Let go of that idea right now, because although Annabelle (she prefers Annie) is currently sitting and knitting, and she is
indeed quiet, concentrating, and peaceful, she is also clad in an outfit of her own choosing, which she began with a pair of gathered flannel green and black plaid pants, complemented with a yellow top with lace sleeves, and accessorized with two necklaces cleverly concocted of macaroni and a rainbow of beads. To round out the look she has donned a ripped raincoat and a purple wool hat her mother knit that is supposed to have dinosaur spikes on it, but Annie has decided it more resembles a crown. She is only wearing one sock, and there is just no way to know where the other one is. (As long as all of the motors in the house’s major appliances are still working and I don’t smell smoke, then I have decided that I’m not going to worry about where it might be.)

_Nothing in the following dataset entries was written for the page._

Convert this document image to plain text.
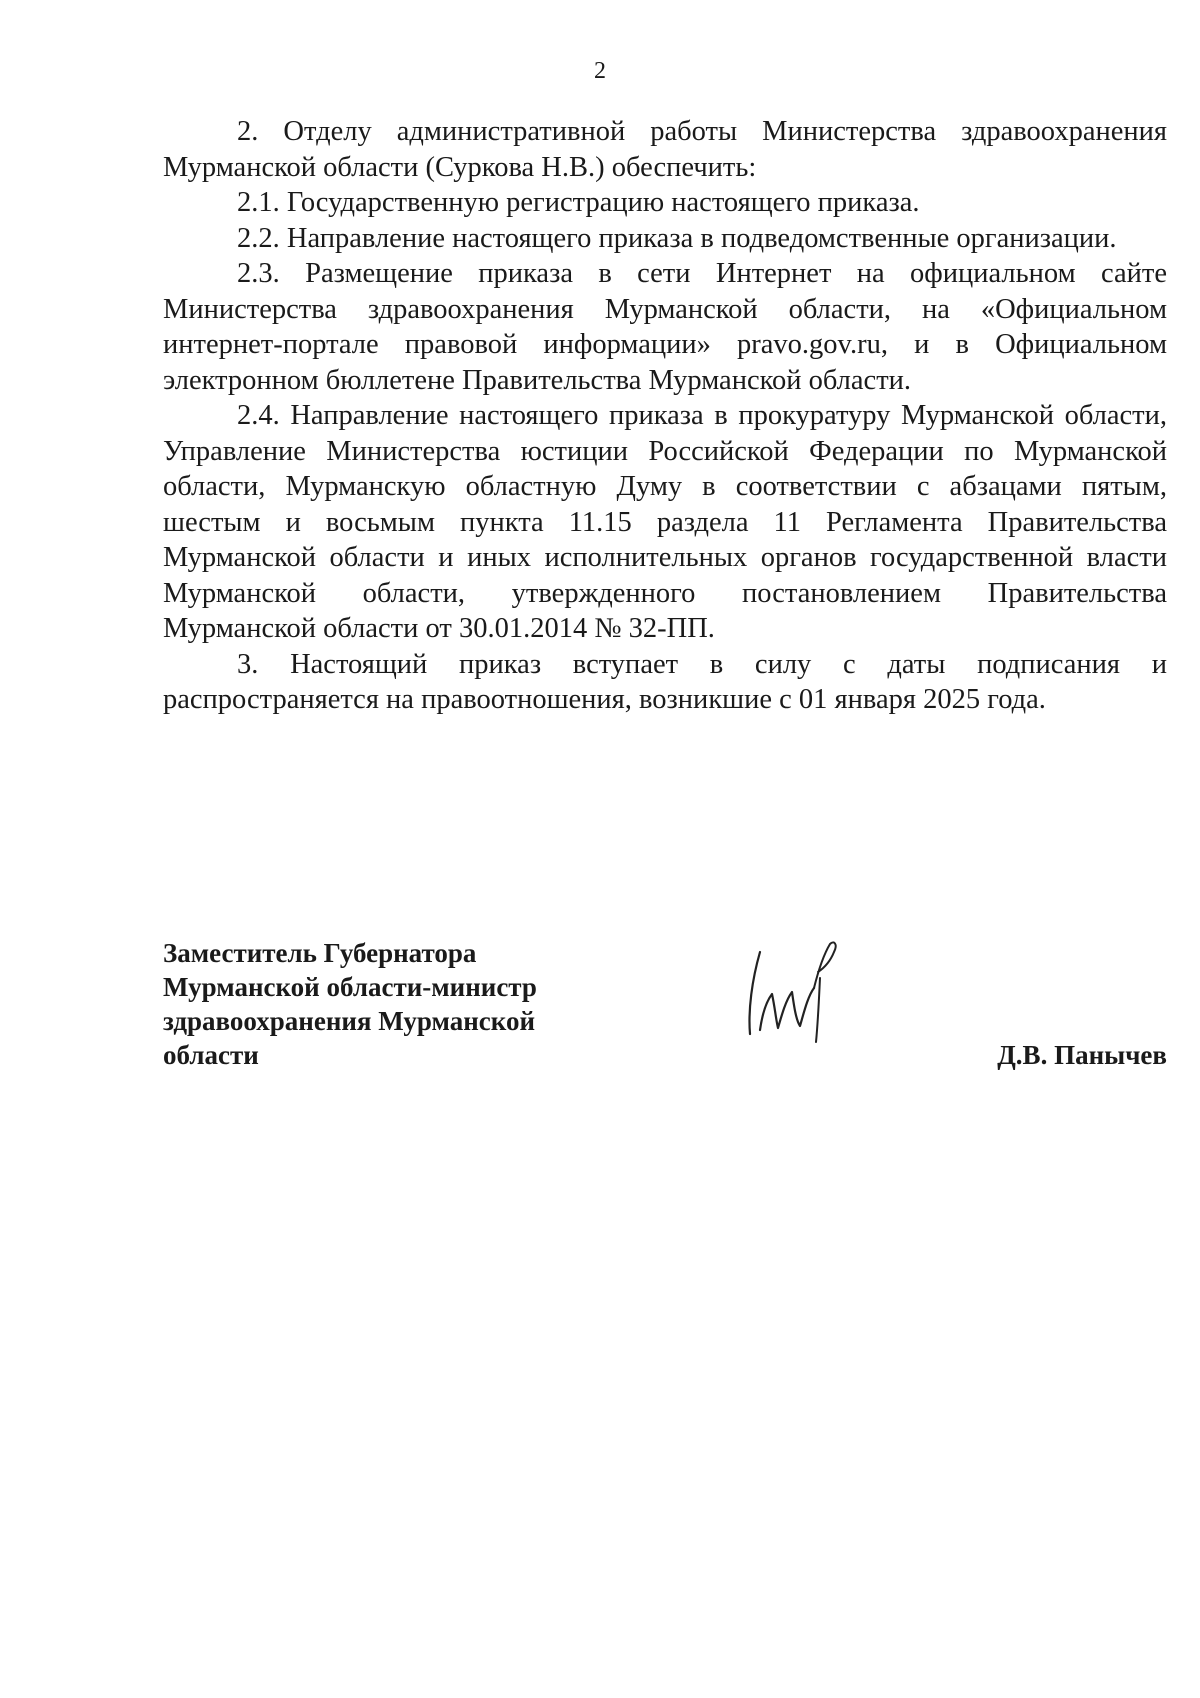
2

2. Отделу административной работы Министерства здравоохранения Мурманской области (Суркова Н.В.) обеспечить:

2.1. Государственную регистрацию настоящего приказа.

2.2. Направление настоящего приказа в подведомственные организации.

2.3. Размещение приказа в сети Интернет на официальном сайте Министерства здравоохранения Мурманской области, на «Официальном интернет-портале правовой информации» pravo.gov.ru, и в Официальном электронном бюллетене Правительства Мурманской области.

2.4. Направление настоящего приказа в прокуратуру Мурманской области, Управление Министерства юстиции Российской Федерации по Мурманской области, Мурманскую областную Думу в соответствии с абзацами пятым, шестым и восьмым пункта 11.15 раздела 11 Регламента Правительства Мурманской области и иных исполнительных органов государственной власти Мурманской области, утвержденного постановлением Правительства Мурманской области от 30.01.2014 № 32-ПП.

3. Настоящий приказ вступает в силу с даты подписания и распространяется на правоотношения, возникшие с 01 января 2025 года.

Заместитель Губернатора
Мурманской области-министр
здравоохранения Мурманской
области	Д.В. Панычев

There are other clues to Annie’s basic nature, for those astute enough to notice. There is a very large smear of sparkle glue on the arm of the chair she’s sitting in and what may be dried ketchup or blood (or both) on the other. One wall behind this chair is covered in several vibrant works of graffiti art, which center almost entirely around the expressive use of the letter A. (Remind me to give Annie a little tip later: Never sign your name when defiling something; it makes excellent evidence for the prosecution.) Down the hall there is an entire roll of unwound toilet paper that I haven’t cleaned up yet, and frankly, if I keep her alive (and from setting fire to that roll or trying to flush it down the toilet in one big wad) until her mother comes back, I will feel that I have done an excellent job while babysitting.